Карлштадт и Меланхтон обсуждают что-то на ходу. В последнее время они только этим и занимаются. Слышны отдельные фразы, цитаты на латыни, но тема остается непонятной. Вокруг неожиданно возникают кучки студентов, толпящихся с совершенно индифферентным видом. Мальчишеский голос Меланхтона доносится и до меня. Столь же захватывающе он стрекочет из аудитории, когда стоишь снаружи.
— …И ты должен уяснить раз и навсегда, дорогой мой Карлштадт: нет слов более ясных, чем слова апостола: «Всякая душа да будет покорна Богу, ибо нет власти не от Бога; существующие же власти от Бога установлены. Посему противящийся власти противится Божию установлению». Святой Павел написал это в Послании к римлянам.
Я решаю подняться и присоединиться к остальным зрителям как раз в тот момент, когда Карлштадт вставляет свое веское слово:
— Глупо воображать, что христианин, для которого, по словам того же святого Павла, «закон мертв», должен слепо приносить в жертву нравственные законы, данные людям Богом, — несправедливым законам, навязанным людьми! Христос говорит: «Отдавайте кесарю кесарево, а Богу — Божье». Евреям нужны были деньги кесаря, чтобы признать власть Рима. Поэтому они и приняли все гражданские обязательства, не соответствовавшие их религии. Таким образом, Христос своими словами отделил политическую сферу от религиозной и определил функции гражданской власти, но лишь при условии, что они не ставятся над законами Божьими, не противоречат им. Когда же они действительно подменяют законы Божьи, это не только мешает развитию общества, но и делает человека рабом.
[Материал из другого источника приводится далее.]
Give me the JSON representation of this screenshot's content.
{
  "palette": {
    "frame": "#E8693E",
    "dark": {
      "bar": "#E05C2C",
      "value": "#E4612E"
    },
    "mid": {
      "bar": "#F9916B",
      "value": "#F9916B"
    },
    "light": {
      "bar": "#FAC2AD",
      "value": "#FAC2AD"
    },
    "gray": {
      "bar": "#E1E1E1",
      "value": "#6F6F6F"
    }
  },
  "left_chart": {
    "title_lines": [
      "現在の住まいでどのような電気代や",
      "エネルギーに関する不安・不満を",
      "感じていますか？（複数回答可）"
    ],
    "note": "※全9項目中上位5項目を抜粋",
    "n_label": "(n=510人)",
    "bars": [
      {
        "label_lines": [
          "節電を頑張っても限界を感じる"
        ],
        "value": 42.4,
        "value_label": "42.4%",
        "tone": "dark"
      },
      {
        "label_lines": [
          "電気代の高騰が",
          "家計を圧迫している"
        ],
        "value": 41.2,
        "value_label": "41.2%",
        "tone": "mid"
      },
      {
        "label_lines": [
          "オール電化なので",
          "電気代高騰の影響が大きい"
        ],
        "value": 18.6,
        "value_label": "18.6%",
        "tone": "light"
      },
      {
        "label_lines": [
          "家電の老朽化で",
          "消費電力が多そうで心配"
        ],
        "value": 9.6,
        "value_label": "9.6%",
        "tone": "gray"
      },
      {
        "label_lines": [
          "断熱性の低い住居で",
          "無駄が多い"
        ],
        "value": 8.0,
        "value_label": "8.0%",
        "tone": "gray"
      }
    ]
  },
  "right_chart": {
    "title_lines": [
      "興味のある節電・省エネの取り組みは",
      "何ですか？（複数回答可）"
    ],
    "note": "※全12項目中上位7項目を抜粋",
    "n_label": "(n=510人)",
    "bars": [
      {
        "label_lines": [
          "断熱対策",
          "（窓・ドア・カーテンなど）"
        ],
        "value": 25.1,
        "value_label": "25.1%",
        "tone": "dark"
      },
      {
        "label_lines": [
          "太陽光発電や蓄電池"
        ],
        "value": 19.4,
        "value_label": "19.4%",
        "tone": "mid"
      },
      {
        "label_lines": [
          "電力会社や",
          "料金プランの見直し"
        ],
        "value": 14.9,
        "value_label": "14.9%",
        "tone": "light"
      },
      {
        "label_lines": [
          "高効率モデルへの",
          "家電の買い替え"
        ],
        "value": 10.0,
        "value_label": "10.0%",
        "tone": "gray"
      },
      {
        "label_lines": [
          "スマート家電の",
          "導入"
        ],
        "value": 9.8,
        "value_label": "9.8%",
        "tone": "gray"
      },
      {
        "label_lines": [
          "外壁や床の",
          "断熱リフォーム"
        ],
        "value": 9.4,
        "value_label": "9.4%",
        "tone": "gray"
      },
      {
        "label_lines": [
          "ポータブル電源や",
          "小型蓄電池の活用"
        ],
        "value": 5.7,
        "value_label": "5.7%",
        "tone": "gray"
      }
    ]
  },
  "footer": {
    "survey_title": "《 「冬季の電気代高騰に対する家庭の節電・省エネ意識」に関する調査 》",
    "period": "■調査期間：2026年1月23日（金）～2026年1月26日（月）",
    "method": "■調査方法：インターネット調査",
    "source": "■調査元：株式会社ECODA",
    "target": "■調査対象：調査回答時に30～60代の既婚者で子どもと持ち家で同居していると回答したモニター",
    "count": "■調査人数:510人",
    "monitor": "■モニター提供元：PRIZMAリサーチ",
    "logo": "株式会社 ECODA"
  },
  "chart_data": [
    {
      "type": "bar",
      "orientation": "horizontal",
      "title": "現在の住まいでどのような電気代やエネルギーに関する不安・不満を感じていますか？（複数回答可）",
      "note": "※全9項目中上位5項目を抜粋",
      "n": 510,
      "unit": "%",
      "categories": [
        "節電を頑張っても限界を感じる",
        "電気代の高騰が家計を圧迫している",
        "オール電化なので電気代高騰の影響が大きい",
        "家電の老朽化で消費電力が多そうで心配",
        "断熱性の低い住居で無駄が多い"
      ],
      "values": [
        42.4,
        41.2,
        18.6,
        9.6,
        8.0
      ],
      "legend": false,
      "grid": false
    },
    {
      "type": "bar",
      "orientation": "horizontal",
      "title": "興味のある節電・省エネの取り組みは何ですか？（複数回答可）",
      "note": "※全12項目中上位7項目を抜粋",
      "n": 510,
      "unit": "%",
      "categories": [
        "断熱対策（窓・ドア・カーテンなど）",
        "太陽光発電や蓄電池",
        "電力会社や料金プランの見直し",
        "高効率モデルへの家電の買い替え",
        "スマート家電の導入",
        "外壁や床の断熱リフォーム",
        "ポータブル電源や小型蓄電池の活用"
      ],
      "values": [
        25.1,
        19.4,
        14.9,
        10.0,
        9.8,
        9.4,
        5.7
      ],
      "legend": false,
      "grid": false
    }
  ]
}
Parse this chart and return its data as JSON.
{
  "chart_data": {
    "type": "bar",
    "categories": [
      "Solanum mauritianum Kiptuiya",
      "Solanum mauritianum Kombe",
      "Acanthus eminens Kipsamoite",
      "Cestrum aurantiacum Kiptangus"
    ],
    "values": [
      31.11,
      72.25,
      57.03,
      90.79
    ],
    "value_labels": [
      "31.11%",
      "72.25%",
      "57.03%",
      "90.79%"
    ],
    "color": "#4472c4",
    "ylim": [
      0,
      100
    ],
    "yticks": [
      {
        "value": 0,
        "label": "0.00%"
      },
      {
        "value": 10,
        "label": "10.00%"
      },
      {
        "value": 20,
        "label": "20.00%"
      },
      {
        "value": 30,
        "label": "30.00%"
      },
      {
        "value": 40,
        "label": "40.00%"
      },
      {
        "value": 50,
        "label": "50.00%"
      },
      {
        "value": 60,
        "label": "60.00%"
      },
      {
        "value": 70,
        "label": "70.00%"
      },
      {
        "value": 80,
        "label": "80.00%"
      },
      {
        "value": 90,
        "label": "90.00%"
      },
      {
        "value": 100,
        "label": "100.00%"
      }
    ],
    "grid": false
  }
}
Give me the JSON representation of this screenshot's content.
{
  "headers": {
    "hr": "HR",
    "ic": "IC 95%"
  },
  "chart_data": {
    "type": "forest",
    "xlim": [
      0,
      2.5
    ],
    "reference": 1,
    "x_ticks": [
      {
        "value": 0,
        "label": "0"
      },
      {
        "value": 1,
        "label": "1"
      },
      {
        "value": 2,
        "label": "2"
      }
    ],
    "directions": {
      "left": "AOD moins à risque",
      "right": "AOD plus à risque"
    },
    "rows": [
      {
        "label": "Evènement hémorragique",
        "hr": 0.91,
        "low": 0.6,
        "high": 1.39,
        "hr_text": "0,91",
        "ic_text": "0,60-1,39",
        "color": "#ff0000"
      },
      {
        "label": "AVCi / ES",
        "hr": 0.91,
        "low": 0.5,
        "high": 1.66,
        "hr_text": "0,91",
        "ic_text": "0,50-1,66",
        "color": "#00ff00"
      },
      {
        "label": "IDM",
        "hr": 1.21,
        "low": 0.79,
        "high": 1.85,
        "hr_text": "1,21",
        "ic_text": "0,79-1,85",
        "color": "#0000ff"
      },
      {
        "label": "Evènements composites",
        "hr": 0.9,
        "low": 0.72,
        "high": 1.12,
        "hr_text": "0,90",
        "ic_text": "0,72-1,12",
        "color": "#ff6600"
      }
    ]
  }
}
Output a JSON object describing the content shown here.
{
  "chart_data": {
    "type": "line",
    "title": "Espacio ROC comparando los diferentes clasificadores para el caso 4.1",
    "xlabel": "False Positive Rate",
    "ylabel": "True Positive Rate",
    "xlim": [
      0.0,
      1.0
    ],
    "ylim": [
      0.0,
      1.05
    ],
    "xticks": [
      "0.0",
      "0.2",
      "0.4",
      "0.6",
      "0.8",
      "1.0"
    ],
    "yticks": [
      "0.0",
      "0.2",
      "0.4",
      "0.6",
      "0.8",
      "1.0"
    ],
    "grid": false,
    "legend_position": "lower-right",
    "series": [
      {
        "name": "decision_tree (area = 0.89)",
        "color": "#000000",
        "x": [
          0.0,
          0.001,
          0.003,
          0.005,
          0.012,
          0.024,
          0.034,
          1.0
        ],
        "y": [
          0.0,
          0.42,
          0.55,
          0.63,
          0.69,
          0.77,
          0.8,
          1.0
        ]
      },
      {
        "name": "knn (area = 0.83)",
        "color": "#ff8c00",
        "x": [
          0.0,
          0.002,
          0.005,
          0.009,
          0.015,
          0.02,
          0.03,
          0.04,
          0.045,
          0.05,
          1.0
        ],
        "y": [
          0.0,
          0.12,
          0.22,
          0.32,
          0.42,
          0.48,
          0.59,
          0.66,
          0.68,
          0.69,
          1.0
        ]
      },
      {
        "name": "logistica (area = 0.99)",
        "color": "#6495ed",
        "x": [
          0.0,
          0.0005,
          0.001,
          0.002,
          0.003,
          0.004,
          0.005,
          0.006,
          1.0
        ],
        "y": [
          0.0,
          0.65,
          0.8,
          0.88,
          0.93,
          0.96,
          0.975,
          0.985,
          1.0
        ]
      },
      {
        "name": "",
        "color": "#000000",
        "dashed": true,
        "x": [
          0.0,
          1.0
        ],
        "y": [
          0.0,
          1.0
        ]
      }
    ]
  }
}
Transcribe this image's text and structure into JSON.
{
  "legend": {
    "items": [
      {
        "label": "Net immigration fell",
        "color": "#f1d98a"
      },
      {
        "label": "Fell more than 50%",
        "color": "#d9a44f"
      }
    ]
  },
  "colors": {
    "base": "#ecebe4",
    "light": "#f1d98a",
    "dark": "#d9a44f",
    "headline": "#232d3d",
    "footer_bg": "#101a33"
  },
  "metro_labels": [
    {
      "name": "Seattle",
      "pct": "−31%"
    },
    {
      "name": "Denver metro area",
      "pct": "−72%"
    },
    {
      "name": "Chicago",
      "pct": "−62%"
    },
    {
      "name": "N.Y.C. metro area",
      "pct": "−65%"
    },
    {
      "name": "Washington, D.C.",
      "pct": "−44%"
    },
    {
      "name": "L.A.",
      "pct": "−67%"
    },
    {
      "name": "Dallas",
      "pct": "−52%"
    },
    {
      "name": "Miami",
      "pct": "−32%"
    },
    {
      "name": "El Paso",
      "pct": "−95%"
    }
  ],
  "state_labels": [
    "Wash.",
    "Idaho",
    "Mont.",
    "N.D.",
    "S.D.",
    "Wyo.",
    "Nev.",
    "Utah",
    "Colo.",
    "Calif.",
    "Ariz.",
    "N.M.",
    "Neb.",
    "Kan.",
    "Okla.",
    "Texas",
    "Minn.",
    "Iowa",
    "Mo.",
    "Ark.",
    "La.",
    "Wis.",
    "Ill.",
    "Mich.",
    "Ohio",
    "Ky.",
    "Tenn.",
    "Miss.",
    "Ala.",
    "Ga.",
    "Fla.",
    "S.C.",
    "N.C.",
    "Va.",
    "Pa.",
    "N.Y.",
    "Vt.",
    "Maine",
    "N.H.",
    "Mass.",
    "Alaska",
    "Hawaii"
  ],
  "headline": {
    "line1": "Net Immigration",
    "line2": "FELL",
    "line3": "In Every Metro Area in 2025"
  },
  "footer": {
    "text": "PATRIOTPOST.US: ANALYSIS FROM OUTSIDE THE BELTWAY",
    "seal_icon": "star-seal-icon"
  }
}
Вспомни Евангелие от Луки: «Господу Богу твоему поклоняйся, и Ему одному служи».
Голос становится все тише, уши напрягаются, а глаза бегают по сторонам. Образовалась своеобразная арена — правильный полукруг из студентов, словно кто-то обозначил мелом поля боя. Гюнтер стоит молча, гадая, чью сторону стоит принять. Амсдорф уже выбрал позицию — посредине.
Меланхтон качает головой и немного прикрывает глаза, кивая с великодушной улыбкой. Он постоянно разыгрывает из себя этакого доброго отца, объясняющего сыну истинное положение вещей. Словно знает, что у тебя на уме, каким-то образом постигнув и поняв все, что тебе еще предстоит узнавать отныне и до конца своих дней.
Он страшно доволен публикой: перед ним собрались все представители Нового Христианства. Перед тем как ответить, он тщательно взвешивает каждое слово:
— Ты должен копать глубже, Карлштадт, не останавливайся на поверхности. Понимание «кесарева» может быть очень разным… Христос проводит границу между двумя сферами: властью гражданской и властью Божьей, это правда. Но он делает это именно потому, что каждая обладает своими функциями — одна форма власти отражает другую. Такова воля Господня. Святой Павел объяснил нам эту концепцию. Он сказал: «Для сего вы и подати платите, ибо они, Божии служители, сим самым постоянно занятые. Итак, отдавайте всякому должное: кому подать, подать; кому оброк, оброк; кому страх, страх; кому честь, честь». Кроме того, мой дорогой друг, если верующие ведут себя честно, им нечего бояться власти, им, напротив, воздастся. Кто же творит зло, должен убояться, ибо, если правитель берется за меч, на то есть причины: он на Божьей службе для наказания тех, кто творит зло.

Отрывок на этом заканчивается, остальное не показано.